Biography

Tina Campt is Owen F. Walker Professor of Humanities and Modern Culture and Media. She is a black feminist theorist of visual culture and contemporary art. Campt leads the Black Visualities Initiative at the Cogut Institute for Humanities and is the founding convenor of the Practicing Refusal Collective and the Sojourner Project. She has held faculty positions at the Technical University of Berlin, the University of California, Santa Cruz, Duke University, and Barnard College.

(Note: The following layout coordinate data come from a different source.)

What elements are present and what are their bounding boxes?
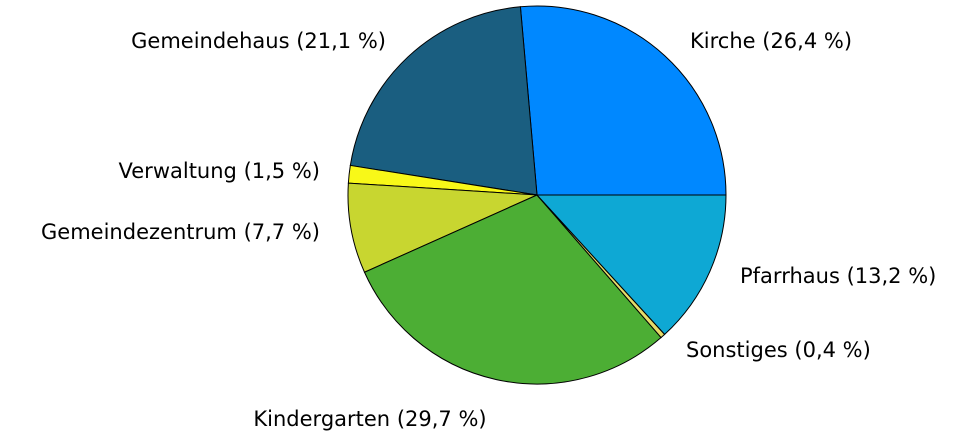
slice-label: Sonstiges (0,4 %) xyxy=(686,338,871,362)
slice-name: Kirche xyxy=(690,29,756,53)
slice-name: Gemeindezentrum xyxy=(41,220,237,244)
pie-slice xyxy=(363,194,662,385)
slice-label: Verwaltung (1,5 %) xyxy=(119,159,320,183)
slice-value: (13,2 %) xyxy=(847,264,937,288)
slice-label: Kirche (26,4 %) xyxy=(690,29,852,53)
pie-slice xyxy=(349,6,538,196)
slice-name: Pfarrhaus xyxy=(740,264,840,288)
pie-slice xyxy=(519,5,727,196)
slice-value: (0,4 %) xyxy=(794,338,870,362)
slice-value: (1,5 %) xyxy=(244,159,320,183)
slice-label: Kindergarten (29,7 %) xyxy=(253,407,486,431)
slice-label: Gemeindezentrum (7,7 %) xyxy=(41,220,320,244)
slice-value: (26,4 %) xyxy=(762,29,852,53)
slice-name: Gemeindehaus xyxy=(131,29,289,53)
slice-name: Verwaltung xyxy=(119,159,237,183)
slice-value: (29,7 %) xyxy=(397,407,487,431)
slice-value: (7,7 %) xyxy=(244,220,320,244)
pie-slice xyxy=(535,194,727,336)
slice-value: (21,1 %) xyxy=(296,29,386,53)
slice-name: Kindergarten xyxy=(253,407,390,431)
slice-label: Gemeindehaus (21,1 %) xyxy=(131,29,386,53)
slice-label: Pfarrhaus (13,2 %) xyxy=(740,264,936,288)
slice-name: Sonstiges xyxy=(686,338,788,362)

She is the author of A Black Gaze (MIT Press, 2021); Listening to Images (Duke University Press, 2017); Image Matters: Archive, Photography and the African Diaspora in Europe (Duke University Press, 2012); and Other Germans: Black Germans and the Politics of Race, Gender and Memory in the Third Reich (University Michigan Press, 2004).
Imagining Everyday Life: Engagements with Vernacular Photography (Steidl, 2020), co-edited by Campt with Marianne Hirsch, Gil Hochberg and Brian Wallis, received the 2020 Photography Catalogue of the Year award from Paris Photo and Aperture Foundation.
She earned a BA from Vassar College (1986) and an MA and PhD from Cornell University (1990 and 1996 respectively).
Campt was born in 1964 in Brooklyn, USA, where she continues to live and work.